About 300 people were arrested during the November 2003 Free Trade Area of the Americas summit in downtown Miami after police used rubber bullets, tear gas and pepper spray to break up largely peaceful protests by anti-globalization activists.
The American Civil Liberties Union said it filed three lawsuits against police in Miami and the counties of Miami-Dade and Broward on behalf of a reporter of the weekly Miami New Times, four labor union members and a college student from Massachusetts whose skull was fractured by police.
The college student, Edward Owaki, was beaten so severely he ended up spending nine days in the hospital.
Police tactics in Miami were "designed to intimidate political demonstrators, silence dissent, and criminalize protest against the government policies," ACLU Greater Miami Chapter President Terry Coble said in a statement.
"If this type of police action is allowed to continue, our country will have lost one of our most basic rights, and we will be on the road to a totalitarian government."
The suits allege that police infringed demonstrators' rights.
Miami police, led by Chief John Timoney, have defended their actions, saying officers reacted "with restraint" when masked anarchists began to throw rocks and bottles.
City officials also praised the police for saving Miami from the riots that had marred the 1999 world trade talks in Seattle. Downtown Miami was locked down. Ranks of riot police blocked access to the summit venue, while armored cars patrolled the streets and police helicopters flew overhead.

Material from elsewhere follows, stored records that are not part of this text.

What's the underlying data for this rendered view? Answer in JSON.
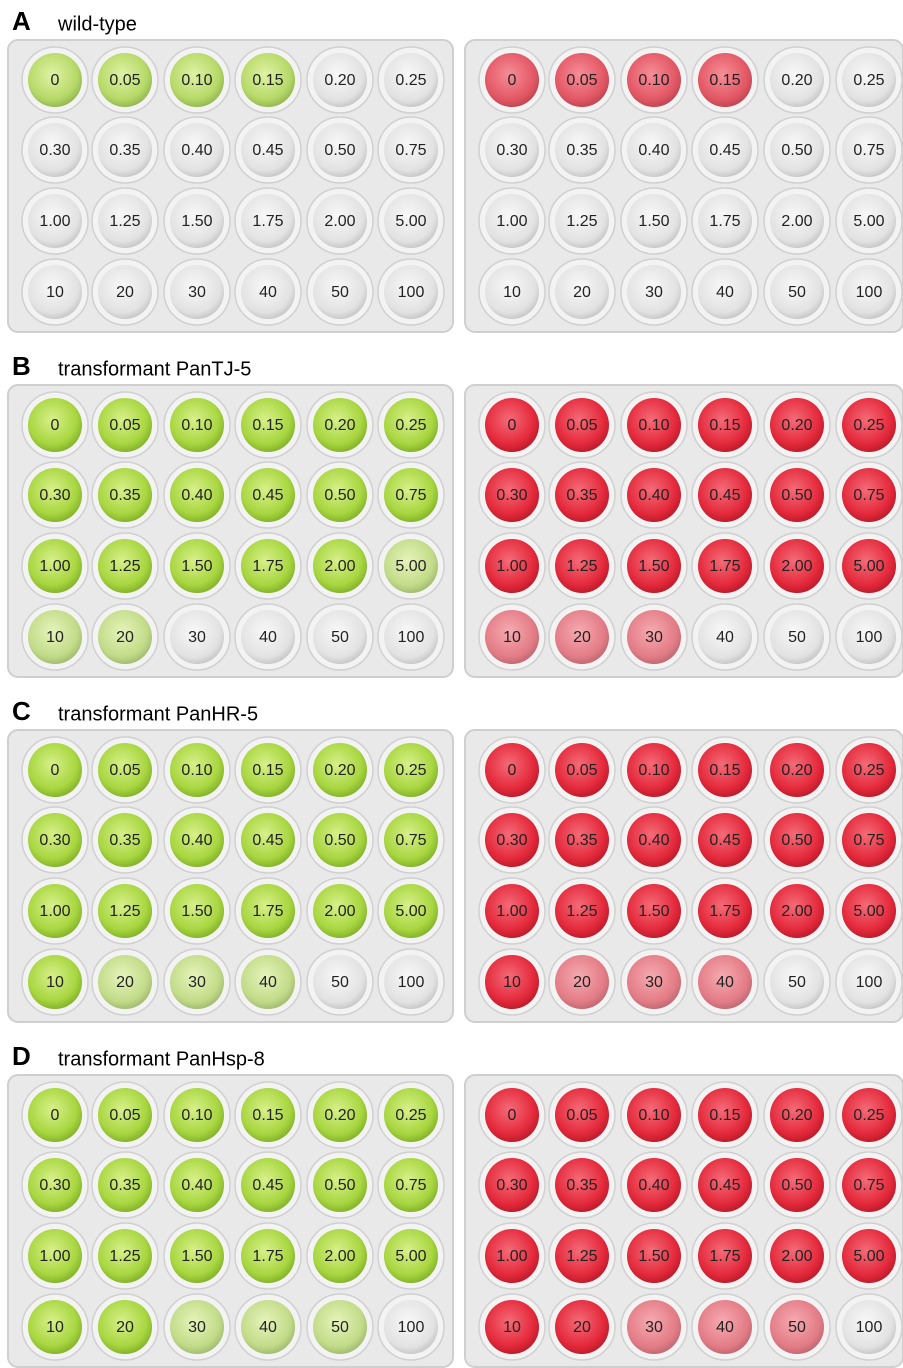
{
  "panels": [
    {
      "letter": "A",
      "title": "wild-type"
    },
    {
      "letter": "B",
      "title": "transformant PanTJ-5"
    },
    {
      "letter": "C",
      "title": "transformant PanHR-5"
    },
    {
      "letter": "D",
      "title": "transformant PanHsp-8"
    }
  ],
  "concentrations": [
    "0",
    "0.05",
    "0.10",
    "0.15",
    "0.20",
    "0.25",
    "0.30",
    "0.35",
    "0.40",
    "0.45",
    "0.50",
    "0.75",
    "1.00",
    "1.25",
    "1.50",
    "1.75",
    "2.00",
    "5.00",
    "10",
    "20",
    "30",
    "40",
    "50",
    "100"
  ]
}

Most of the charges police leveled against the people they arrested were thrown out by the courts. Hundreds of people were held in local jails for more than 24 hours.
The new lawsuits represented a second round of legal action over the trade summit. The ACLU filed its first FTAA-related lawsuit in September 2004 on behalf of an independent filmmaker who was shot in the head by police with a beanbag rifle.